A clinical protocol should have:

  • A full and detailed description of the clinical history (personal info, chief complaints, risk factors, past, family, medical and social history)

  • Simple, but specific to each case, clinical examinations that can be performed by a trained but not skilled personnel

  • Evidence-based universal safety precautions and techniques for clinical procedures

All of the above ensures that the final case data would be clear, extensive yet concise and provide enough details for all those involved in the study to use it.

 

HOW TO BUILD A CLINICAL PROTOCOL?

In order to build a clinical protocol, one has to start thinking about how a doctor would think. For example, when a patient comes in a clinic/ OPD setting, the doctor would first proceed to a checklist that is already in his mind which has molded over years of medical schooling and his or her own experience and skill set. Now, this is a very subjective checklist and may vary between different sets of doctors and also between individual doctors.

Thus to have an objective, robust and medico-legally risk-free system we need to have a clinically correct, personalized, up-to-date and reliable scientific evidence system. Also, for the same reasons, physicians prefer the knowledge base provided by clinical practice guidelines or protocols and recommendations that is compiled systematically by experts in specific areas of medicine. These systems provide an Evidence-Based Approach to Clinical Case Evaluation and are therefore aptly termed as Evidence-Based Medicine (EBM).

 

HOW TO USE EVIDENCE-BASED RESEARCH TO BUILD A PROTOCOL?

For an evidence-based approach to writing clinical protocols, we need certain guidelines. These guidelines are basically literature in the latest editions of internationally acclaimed medical textbooks (gold standard), research articles in journals (national and international), local disease trends and demographics, etc. While this dogged search for guidelines and answers is not the quickest, it is the cornerstone of good care.

Gold standard medical books include, not in any order, Davidson's Principles and Practice of Medicine, Harrison's Principles of Internal Medicine, Mc Leods Guide to physical examination, Gray’s Anatomy, Robbins and Cotran Pathological Basics of Disease, Guyton and Hall, Textbook of Medical Physiology, etc. You can find a more extensive list here. (ADD LINK)

A review article is a piece of literature that summarizes the current and popular understanding of a topic. A review article also surveys and summarizes previously published studies, rather than reporting new facts or analysis. Medical academic publications that specialize in review articles are known as Medical review journals.

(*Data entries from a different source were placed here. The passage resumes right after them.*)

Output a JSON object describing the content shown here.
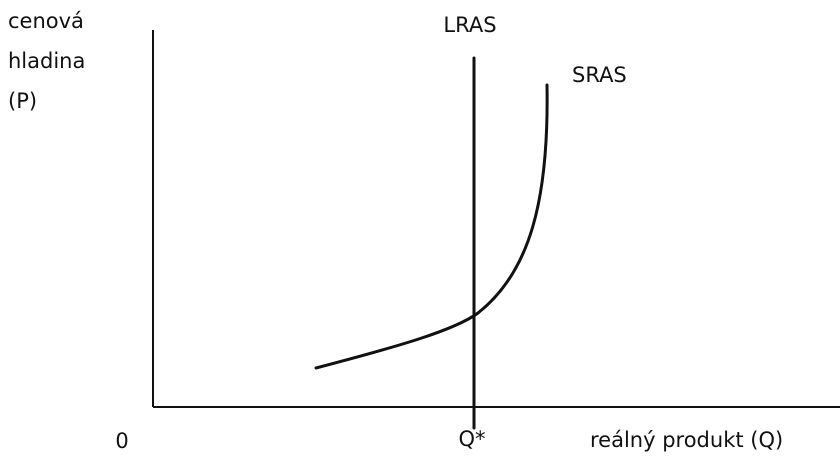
{
  "y_axis_label": [
    "cenová",
    "hladina",
    "(P)"
  ],
  "lras_label": "LRAS",
  "sras_label": "SRAS",
  "origin_label": "0",
  "equilibrium_label": "Q*",
  "x_axis_label": "reálný produkt (Q)"
}
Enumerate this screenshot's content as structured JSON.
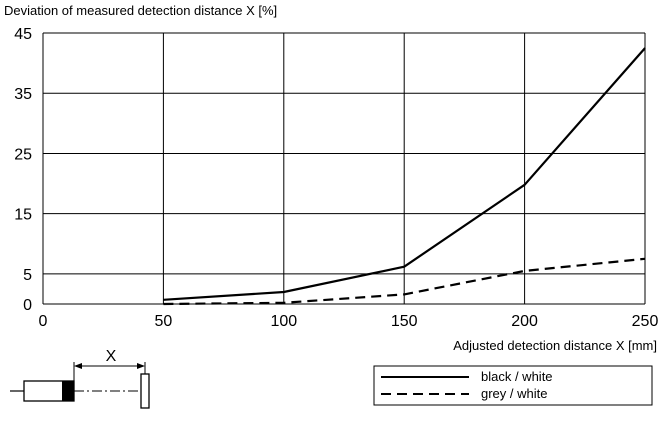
{
  "chart_data": {
    "type": "line",
    "title": "",
    "ylabel": "Deviation of  measured detection distance X [%]",
    "xlabel": "Adjusted detection distance X [mm]",
    "xlim": [
      0,
      250
    ],
    "ylim": [
      0,
      45
    ],
    "x_ticks": [
      0,
      50,
      100,
      150,
      200,
      250
    ],
    "y_ticks": [
      0,
      5,
      15,
      25,
      35,
      45
    ],
    "grid": true,
    "legend_position": "bottom-right",
    "series": [
      {
        "name": "black / white",
        "style": "solid",
        "color": "#000000",
        "x": [
          50,
          100,
          150,
          200,
          250
        ],
        "y": [
          0.7,
          2,
          6.2,
          19.8,
          42.5
        ]
      },
      {
        "name": "grey / white",
        "style": "dashed",
        "color": "#000000",
        "x": [
          50,
          100,
          150,
          200,
          250
        ],
        "y": [
          0,
          0.2,
          1.6,
          5.5,
          7.5
        ]
      }
    ]
  },
  "diagram": {
    "dimension_label": "X"
  }
}
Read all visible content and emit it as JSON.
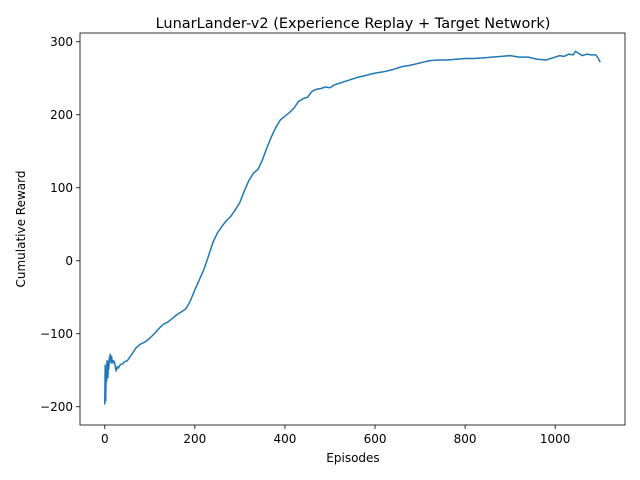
{
  "chart_data": {
    "type": "line",
    "title": "LunarLander-v2 (Experience Replay + Target Network)",
    "xlabel": "Episodes",
    "ylabel": "Cumulative Reward",
    "xlim": [
      -55,
      1155
    ],
    "ylim": [
      -225,
      312
    ],
    "xticks": [
      0,
      200,
      400,
      600,
      800,
      1000
    ],
    "yticks": [
      -200,
      -100,
      0,
      100,
      200,
      300
    ],
    "xtick_labels": [
      "0",
      "200",
      "400",
      "600",
      "800",
      "1000"
    ],
    "ytick_labels": [
      "−200",
      "−100",
      "0",
      "100",
      "200",
      "300"
    ],
    "grid": false,
    "line_color": "#1f77b4",
    "series": [
      {
        "x": [
          0,
          1,
          2,
          3,
          4,
          5,
          6,
          7,
          8,
          9,
          10,
          11,
          12,
          13,
          14,
          15,
          16,
          18,
          20,
          22,
          25,
          28,
          30,
          35,
          40,
          45,
          50,
          60,
          70,
          80,
          90,
          100,
          110,
          120,
          130,
          140,
          150,
          160,
          170,
          180,
          190,
          200,
          210,
          220,
          230,
          240,
          250,
          260,
          270,
          280,
          290,
          300,
          310,
          320,
          330,
          340,
          350,
          360,
          370,
          380,
          390,
          400,
          410,
          420,
          430,
          440,
          450,
          460,
          470,
          480,
          490,
          500,
          510,
          520,
          540,
          560,
          580,
          600,
          620,
          640,
          660,
          680,
          700,
          720,
          740,
          760,
          780,
          800,
          820,
          840,
          860,
          880,
          900,
          920,
          940,
          960,
          980,
          1000,
          1010,
          1020,
          1030,
          1040,
          1045,
          1050,
          1055,
          1060,
          1070,
          1080,
          1090,
          1095,
          1100
        ],
        "y": [
          -197,
          -143,
          -192,
          -152,
          -165,
          -137,
          -142,
          -160,
          -138,
          -148,
          -133,
          -136,
          -128,
          -134,
          -140,
          -131,
          -135,
          -140,
          -137,
          -140,
          -151,
          -145,
          -147,
          -142,
          -141,
          -138,
          -137,
          -128,
          -119,
          -114,
          -111,
          -106,
          -100,
          -93,
          -87,
          -84,
          -79,
          -74,
          -70,
          -66,
          -55,
          -40,
          -26,
          -12,
          6,
          25,
          38,
          47,
          55,
          61,
          70,
          80,
          96,
          110,
          120,
          125,
          138,
          155,
          170,
          183,
          193,
          198,
          203,
          209,
          218,
          222,
          224,
          232,
          235,
          236,
          238,
          237,
          241,
          243,
          247,
          251,
          254,
          257,
          259,
          262,
          266,
          268,
          271,
          274,
          275,
          275,
          276,
          277,
          277,
          278,
          279,
          280,
          281,
          279,
          279,
          276,
          275,
          279,
          281,
          280,
          283,
          282,
          287,
          285,
          283,
          281,
          283,
          282,
          282,
          278,
          272
        ]
      }
    ]
  }
}
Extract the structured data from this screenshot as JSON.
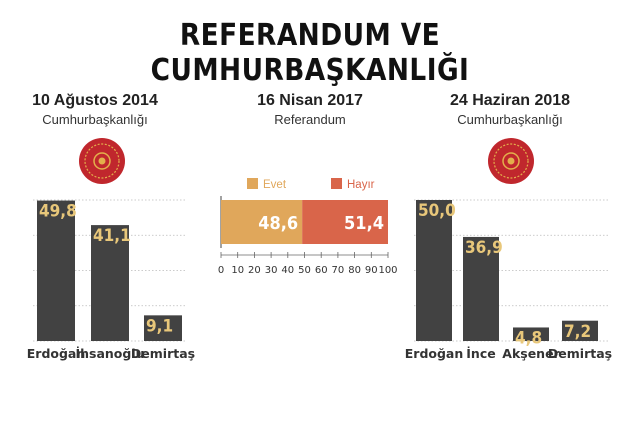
{
  "title": "REFERANDUM VE CUMHURBAŞKANLIĞI",
  "colors": {
    "bar": "#424242",
    "value_text": "#e8c77a",
    "evet": "#e0a75b",
    "hayir": "#d9654a",
    "seal": "#c0272d",
    "seal_gold": "#e3b04b"
  },
  "icons": {
    "seal": "presidential-seal-icon"
  },
  "chart_data": [
    {
      "type": "bar",
      "title": "10 Ağustos 2014",
      "subtitle": "Cumhurbaşkanlığı",
      "categories": [
        "Erdoğan",
        "İhsanoğlu",
        "Demirtaş"
      ],
      "values": [
        49.8,
        41.1,
        9.1
      ],
      "value_labels": [
        "49,8",
        "41,1",
        "9,1"
      ],
      "ylim": [
        0,
        50
      ],
      "grid": true
    },
    {
      "type": "bar",
      "orientation": "horizontal-stacked",
      "title": "16 Nisan 2017",
      "subtitle": "Referandum",
      "series": [
        {
          "name": "Evet",
          "values": [
            48.6
          ],
          "value_label": "48,6"
        },
        {
          "name": "Hayır",
          "values": [
            51.4
          ],
          "value_label": "51,4"
        }
      ],
      "xlim": [
        0,
        100
      ],
      "xticks": [
        "0",
        "10",
        "20",
        "30",
        "40",
        "50",
        "60",
        "70",
        "80",
        "90",
        "100"
      ],
      "legend": "top"
    },
    {
      "type": "bar",
      "title": "24 Haziran 2018",
      "subtitle": "Cumhurbaşkanlığı",
      "categories": [
        "Erdoğan",
        "İnce",
        "Akşener",
        "Demirtaş"
      ],
      "values": [
        50.0,
        36.9,
        4.8,
        7.2
      ],
      "value_labels": [
        "50,0",
        "36,9",
        "4,8",
        "7,2"
      ],
      "ylim": [
        0,
        50
      ],
      "grid": true
    }
  ]
}
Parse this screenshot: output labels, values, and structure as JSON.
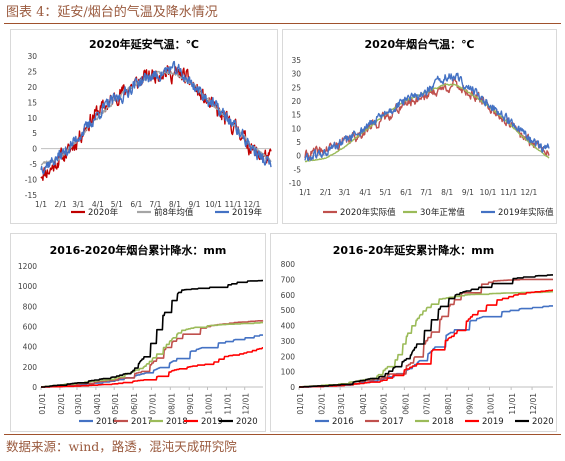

Internationally acclaimed journals include BMJ, NEJM, The Lancet, JAMA, etc.

 

In research articles, there are different types of studies which denote the quality of the article. For example, Meta-Analysis and Systematic Reviews are the gold-standard of clinical information. They summarise the findings of several studies on a particular subject.

 

 

 

Other ways of gathering Evidence-based medical data:

  1. Online libraries such as PubMed (Central), Scopus, Medline, Cochrane and Google scholar, besides others. These sometimes have a subscription fee for their platform which can be borne by self or by institutions one is a part of.

  2. Online content from internationally prominent and renowned organizations such as WHO, AHRQ, IOM, AMA, IMA, MOHFW, etc. can also be used and is a practice well accepted while researching and citing articles.

 

Evidence-based research must be backed by peer reviews. Therefore research papers or articles of various subjects always include citation or references. While writing a research paper, it is always important to give credit and cite your sources. This lets you acknowledge others’ ideas and research you’ve used in your own work and to prove your work is based on/ has the backing of certain standard guidelines and to avoid Plagiarism.